The SEC’s Division of Corporation Finance issued a set of new and revised Compliance & Disclosure Interpretations covering various aspects of Regulation D and Securities Act Rule 147. Regulation D had been significantly updated by provisions in the Jumpstart Our Business Startups (JOBS) Act and by the Commission’s implementing rules release. The Commission more recently adopted changes to Rule 147. The new C&DIs include eight substantive revisions or additions plus 22 revisions the Division characterized as non-substantive.

Rule 506. Securities Act Rules Question 257.08 has been updated to reflect the policy choice made by Congress in JOBS Act Section 201 with respect to Rule 506 of Regulation D. The prior version of this C&DI, issued in 2009, provided that an offering would not lose its “covered security” status if a notice of an exempt offering was not filed with the SEC. The staff then opined that such a filing was not a condition of satisfying the Securities Act Section 4(a)(2) exemption with respect to Rule 506. Similarly, the revised C&DI states that the filing of Form D is not a condition that must be met under Rule 506.

When Congress enacted the JOBS Act, Section 201 required the Commission to adopt rules to allow general advertising and general solicitation in a new type of offering, which the Commission provided for in Rule 506(c).
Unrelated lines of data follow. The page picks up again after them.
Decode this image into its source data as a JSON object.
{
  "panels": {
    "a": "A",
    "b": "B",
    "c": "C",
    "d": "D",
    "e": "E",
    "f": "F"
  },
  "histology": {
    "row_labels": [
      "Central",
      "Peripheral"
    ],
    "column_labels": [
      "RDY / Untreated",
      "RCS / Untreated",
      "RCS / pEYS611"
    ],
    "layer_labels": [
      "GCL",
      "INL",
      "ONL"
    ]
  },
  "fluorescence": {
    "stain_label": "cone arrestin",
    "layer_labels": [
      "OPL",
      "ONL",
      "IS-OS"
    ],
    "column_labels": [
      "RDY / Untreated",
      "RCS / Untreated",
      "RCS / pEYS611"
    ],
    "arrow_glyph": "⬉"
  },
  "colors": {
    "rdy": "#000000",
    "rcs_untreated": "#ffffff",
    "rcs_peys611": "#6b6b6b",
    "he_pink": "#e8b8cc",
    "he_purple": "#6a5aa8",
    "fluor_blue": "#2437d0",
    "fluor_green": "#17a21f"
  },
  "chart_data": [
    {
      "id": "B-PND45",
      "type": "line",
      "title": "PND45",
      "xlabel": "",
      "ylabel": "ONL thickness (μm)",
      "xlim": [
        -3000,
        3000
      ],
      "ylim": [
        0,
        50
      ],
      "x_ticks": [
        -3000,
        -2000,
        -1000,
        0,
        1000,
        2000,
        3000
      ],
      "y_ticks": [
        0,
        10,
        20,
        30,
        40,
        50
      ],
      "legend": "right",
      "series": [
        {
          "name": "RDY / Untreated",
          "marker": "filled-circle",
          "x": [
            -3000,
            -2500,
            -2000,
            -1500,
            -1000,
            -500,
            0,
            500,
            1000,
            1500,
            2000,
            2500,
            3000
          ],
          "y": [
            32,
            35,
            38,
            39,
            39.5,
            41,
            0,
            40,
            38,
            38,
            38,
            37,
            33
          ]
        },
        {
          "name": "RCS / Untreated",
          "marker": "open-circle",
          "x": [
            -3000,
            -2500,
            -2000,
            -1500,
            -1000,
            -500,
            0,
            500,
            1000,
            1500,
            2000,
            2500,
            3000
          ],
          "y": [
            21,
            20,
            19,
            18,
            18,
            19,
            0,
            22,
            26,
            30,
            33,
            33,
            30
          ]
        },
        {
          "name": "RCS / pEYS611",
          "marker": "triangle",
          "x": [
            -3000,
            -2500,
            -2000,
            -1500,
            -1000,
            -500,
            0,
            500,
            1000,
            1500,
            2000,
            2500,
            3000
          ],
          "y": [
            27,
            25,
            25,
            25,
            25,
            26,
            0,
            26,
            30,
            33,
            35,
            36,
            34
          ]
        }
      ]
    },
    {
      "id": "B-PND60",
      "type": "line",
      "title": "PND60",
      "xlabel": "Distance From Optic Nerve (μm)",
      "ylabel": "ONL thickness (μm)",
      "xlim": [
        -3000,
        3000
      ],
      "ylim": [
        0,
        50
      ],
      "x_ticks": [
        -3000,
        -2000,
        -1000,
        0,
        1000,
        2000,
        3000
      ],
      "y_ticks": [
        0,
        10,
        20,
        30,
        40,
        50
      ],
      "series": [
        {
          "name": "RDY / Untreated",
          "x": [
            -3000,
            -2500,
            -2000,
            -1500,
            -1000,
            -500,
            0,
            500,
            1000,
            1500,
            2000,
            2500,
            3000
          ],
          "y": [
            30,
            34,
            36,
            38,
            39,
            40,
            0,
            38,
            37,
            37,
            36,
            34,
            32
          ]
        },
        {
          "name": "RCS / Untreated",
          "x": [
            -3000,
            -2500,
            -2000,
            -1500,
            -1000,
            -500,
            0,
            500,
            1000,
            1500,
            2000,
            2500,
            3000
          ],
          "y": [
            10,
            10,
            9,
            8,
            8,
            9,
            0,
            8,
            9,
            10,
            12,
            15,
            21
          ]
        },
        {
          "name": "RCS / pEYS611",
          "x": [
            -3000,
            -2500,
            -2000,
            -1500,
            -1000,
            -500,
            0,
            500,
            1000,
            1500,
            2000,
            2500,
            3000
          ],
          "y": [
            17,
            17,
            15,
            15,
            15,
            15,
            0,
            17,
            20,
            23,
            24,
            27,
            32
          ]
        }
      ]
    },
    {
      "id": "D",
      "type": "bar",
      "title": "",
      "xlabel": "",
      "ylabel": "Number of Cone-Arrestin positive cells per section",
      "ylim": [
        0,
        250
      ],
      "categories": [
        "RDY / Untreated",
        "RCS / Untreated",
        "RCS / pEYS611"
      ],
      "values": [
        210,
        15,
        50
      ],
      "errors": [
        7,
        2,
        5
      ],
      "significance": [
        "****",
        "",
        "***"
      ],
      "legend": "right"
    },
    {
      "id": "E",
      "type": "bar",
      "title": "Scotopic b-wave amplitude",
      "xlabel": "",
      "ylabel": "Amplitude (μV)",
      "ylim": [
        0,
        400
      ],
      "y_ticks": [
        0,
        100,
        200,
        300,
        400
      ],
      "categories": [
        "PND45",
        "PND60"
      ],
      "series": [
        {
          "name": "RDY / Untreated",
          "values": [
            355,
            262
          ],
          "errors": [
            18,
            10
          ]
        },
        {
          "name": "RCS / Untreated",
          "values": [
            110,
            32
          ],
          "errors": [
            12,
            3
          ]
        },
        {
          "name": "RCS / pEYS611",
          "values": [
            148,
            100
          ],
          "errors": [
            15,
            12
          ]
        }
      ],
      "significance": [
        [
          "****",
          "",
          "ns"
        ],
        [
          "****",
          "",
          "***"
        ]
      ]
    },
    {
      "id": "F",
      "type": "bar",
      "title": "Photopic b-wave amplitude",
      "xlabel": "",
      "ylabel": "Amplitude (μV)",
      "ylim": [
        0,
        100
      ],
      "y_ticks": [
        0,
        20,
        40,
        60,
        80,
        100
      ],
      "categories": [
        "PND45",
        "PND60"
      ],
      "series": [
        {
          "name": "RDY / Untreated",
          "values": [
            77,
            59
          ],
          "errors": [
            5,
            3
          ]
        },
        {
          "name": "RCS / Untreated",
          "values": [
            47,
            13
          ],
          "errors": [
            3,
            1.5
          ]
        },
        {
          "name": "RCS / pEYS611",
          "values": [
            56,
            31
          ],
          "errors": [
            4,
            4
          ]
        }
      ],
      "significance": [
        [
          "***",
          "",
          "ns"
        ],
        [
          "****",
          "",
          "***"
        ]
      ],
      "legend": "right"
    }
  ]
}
Section 201 also included language characterizing Rule 506:
Section 230.506 of title 17, Code of Federal Regulations, as revised pursuant to this section, shall continue to be treated as a regulation issued under section 4(2) of the Securities Act of 1933 (15 U.S.C. 77d(2)).
The JOBS Act separately amended Section 4(2) to add the “(a)” in “4(a)(2),” the current locus of the exemption.

Rule 504. The Division clarified that Rule 504 of Regulation D may not be available to private funds in some circumstances. Revised Securities Act Rules Question 258.03 observed that Rule 504 offerings can be either public or non-public. Public offerings by a private fund would bring the fund within the ambit of the Investment Company Act and, thus, the fund would be unable to invoke Rule 504. Prior Question 258.03 had concluded that Rule 504 was unavailable to investment companies.

The staff also noted the differences between offerings under Rule 504 and Rule 506(c), the latter having been deemed not to be “public offerings” by JOBS Act Section 201(b)(2). Specifically, the JOBS Act provision said Rule 506 offerings would not be public offerings “as a result of general advertising or general solicitation.”

A second change involved the staff withdrawing Question 258.04, which previously dealt with the calculation of the aggregate offering price. But the staff added Question 258.05 regarding whether an instruction in Rule 504 concerning the calculation of the aggregate sales price also would imply that offerings must be integrated. The staff said “No.”

Lastly, the Division’s new Question 258.06 reiterated that Rule 504 would be unavailable to an issuer subject to a bad actor disqualification on or after January 20, 2017. After this date, an issuer must consider its bad actor status any time it relies on Rule 504.

Rule 147. Securities Act Rules Question 541.02 has been withdrawn. That C&DI had concluded that a family trust located in the state where a Rule 147 offering was to occur could not be offered securities or purchase securities where the trust had a non-resident beneficiary that held a 50 percent interest in the trust. However, the staff added Question 541.03, reflecting the Commission’s latest rulemaking in this area, which posits a somewhat similar scenario and concludes that a family trust could be offered securities or purchase securities under Rule 147. Specifically, a Rule 147 offering could take place where a family trust (not a separate legal entity) has two trustees of whom one is a non-resident of the state where the offering takes place.

Rule 505 C&DIs withdrawn. The Division also withdrew C&DIs regarding Rule 505 of Regulation D, which had been contained in Securities Act Rules Questions 259.01 to 259.05. The withdrawal was prompted by changes the Commission made to Rule 504 to raise the aggregate amount of securities that can be offered and sold from $1 million to $5 million, thus eliminating the need for Rule 505, which the Commission has repealed. The Division also withdrew the related Question 659.01 regarding censure of an issuer that was a broker-dealer.